Drawing upon Roosevelt’s diaries and expedition journals, along with his own experience as a leading figure in museum naturalism today, Lunde constructs a thoughtfully researched history that tracks Roosevelt’s maturation from an exuberant boyhood hunter, who embraced outdoor activity as a strategy for overcoming his physical limitations, to a champion of serious scientific inquiry, who was engaged in dialogue with many of his era’s most renowned naturalists.

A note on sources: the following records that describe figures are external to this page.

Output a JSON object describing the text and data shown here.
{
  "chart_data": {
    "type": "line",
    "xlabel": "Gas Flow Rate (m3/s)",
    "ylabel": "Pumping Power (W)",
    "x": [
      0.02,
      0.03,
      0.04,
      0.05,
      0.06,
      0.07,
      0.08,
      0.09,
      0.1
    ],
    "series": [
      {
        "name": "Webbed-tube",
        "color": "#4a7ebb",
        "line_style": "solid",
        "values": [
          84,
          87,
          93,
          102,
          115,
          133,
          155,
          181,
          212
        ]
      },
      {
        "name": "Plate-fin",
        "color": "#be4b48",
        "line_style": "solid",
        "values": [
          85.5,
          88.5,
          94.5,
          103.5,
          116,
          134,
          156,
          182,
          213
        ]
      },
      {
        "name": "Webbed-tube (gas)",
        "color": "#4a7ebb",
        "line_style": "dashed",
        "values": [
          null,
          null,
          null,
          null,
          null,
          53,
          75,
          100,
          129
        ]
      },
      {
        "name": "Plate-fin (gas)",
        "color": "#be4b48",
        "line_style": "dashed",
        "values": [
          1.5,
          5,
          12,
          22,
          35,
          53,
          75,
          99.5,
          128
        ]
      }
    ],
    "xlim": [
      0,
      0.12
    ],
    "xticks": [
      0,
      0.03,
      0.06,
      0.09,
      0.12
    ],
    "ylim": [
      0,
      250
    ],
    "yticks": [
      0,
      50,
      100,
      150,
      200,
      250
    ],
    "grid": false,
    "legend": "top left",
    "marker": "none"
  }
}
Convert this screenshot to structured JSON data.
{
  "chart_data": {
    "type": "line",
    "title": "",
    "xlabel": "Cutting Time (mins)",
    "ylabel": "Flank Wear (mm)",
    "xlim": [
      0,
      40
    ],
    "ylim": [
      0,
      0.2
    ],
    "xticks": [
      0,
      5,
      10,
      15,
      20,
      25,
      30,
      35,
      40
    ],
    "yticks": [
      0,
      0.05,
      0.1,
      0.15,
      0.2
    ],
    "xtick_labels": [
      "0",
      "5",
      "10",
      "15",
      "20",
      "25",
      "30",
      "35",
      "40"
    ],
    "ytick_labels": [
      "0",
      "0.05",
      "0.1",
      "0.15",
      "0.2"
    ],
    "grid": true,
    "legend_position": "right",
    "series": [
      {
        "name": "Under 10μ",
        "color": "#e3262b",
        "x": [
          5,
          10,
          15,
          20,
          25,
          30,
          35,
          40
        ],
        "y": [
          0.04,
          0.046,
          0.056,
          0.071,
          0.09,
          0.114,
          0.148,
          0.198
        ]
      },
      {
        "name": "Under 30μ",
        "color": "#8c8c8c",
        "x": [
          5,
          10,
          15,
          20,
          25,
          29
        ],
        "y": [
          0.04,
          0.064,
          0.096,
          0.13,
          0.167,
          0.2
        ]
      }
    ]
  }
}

From Roosevelt’s teenage pursuits to his years at Harvard, from the White House to his triumphant collecting expedition in Africa (a trip that Roosevelt himself considered to be the high point of his lifelong passion), The Naturalist keenly demonstrates how one of America’s most beloved historical figures was, in his own words, “fond of politics, but fonder still of a little big-game hunting.

ABOUT THE AUTHOR

Darrin Lunde is a Supervisory Museum Specialist in the Division of Mammals at the Smithsonian’s National Museum of Natural History. Previously, he worked at the American Museum of Natural History, and he has led field expeditions throughout the world, collecting specimens in South America, Africa, and Southeast Asia. Lunde has named more than a dozen new species of mammals and shed light on hundreds of others. He lives in Maryland.